The Intergovernmental Panel on Climate Change has made its Synthesis Report, with a note of optimism, stating that there are multiple, feasible and effective options to reduce greenhouse gas emissions and adapt to human-caused climate change.
However, it also believes that faster action is required and that at the current rate key global temperature goals will likely be missed. In response to the findings, UN secretary general Antonio Guterres responded to the report by saying that all countries should bring forward their net-zero plans by a decade.
Whilst there is sufficient global capital to rapidly reduce greenhouse gas emissions if existing barriers are reduced, governments, through public funding and clear signals to investors, are key in reducing these barriers.
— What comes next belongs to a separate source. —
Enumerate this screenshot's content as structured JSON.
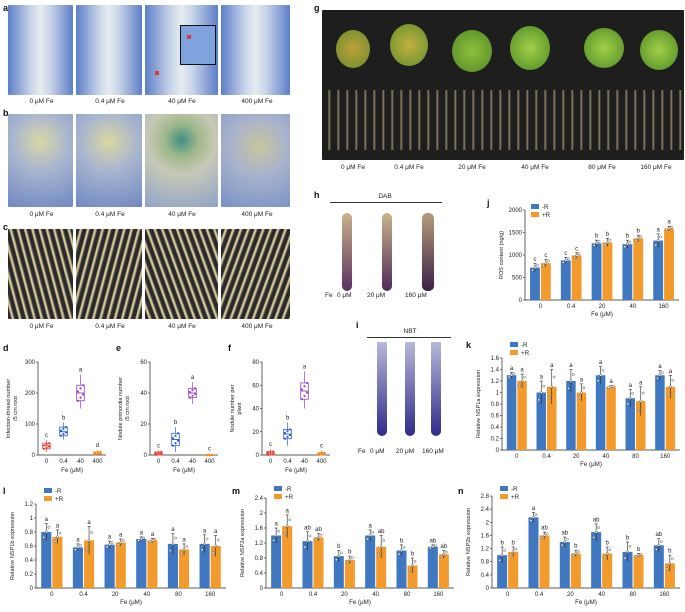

The UN rather pointed noted that governments had previously agreed to act to avoid global temperature rise going above 1.5C, but the world has already warmed by 1.1C and now say that it is likely to breach 1.5C in the 2030s.
Guterres called on governments to tackle the “time bomb” through the Climate Solidarity Pact that the UN has proposed to the G20 in which all big emitters make extra efforts to cut emissions and wealthier countries mobilise financial and technical resources to support emerging economies in a common effort to keep the goal of 1.5C alive.
Further he has presented a plan to “super-charge” efforts to achieve this Climate Solidarity Pact through an “all-hands-on-deck” Acceleration Agenda, starting with accelerating the net-zero deadlines to get to global net-zero by 2050, in line with the principle of common but differentiated responsibilities and respective capabilities, in light of different national circumstances. Specifically, he asked that developed countries commit to reaching net-zero as close as possible to 2040, the limit they should all aim to respect.
The Acceleration Agenda calls for a number of other actions including that there be no new coal; the phasing out of coal by 2030 in Organisation for Economic Co-operation and Development (OECD) countries and 2040 in all other countries; ensuring net-zero electricity generation by 2035 for all developed countries and 2040 for the rest of the world; ceasing all licensing or funding of new oil and gas and shifting subsidies from fossil fuels to a “just” energy transition.
Returning to the finance of such a change, Guterres called on CEOs of all oil and gas companies to be part of the solution and prepare detailed transition plans, banks provide more grants and concessional loans and that there is a full mobilisation of private finance.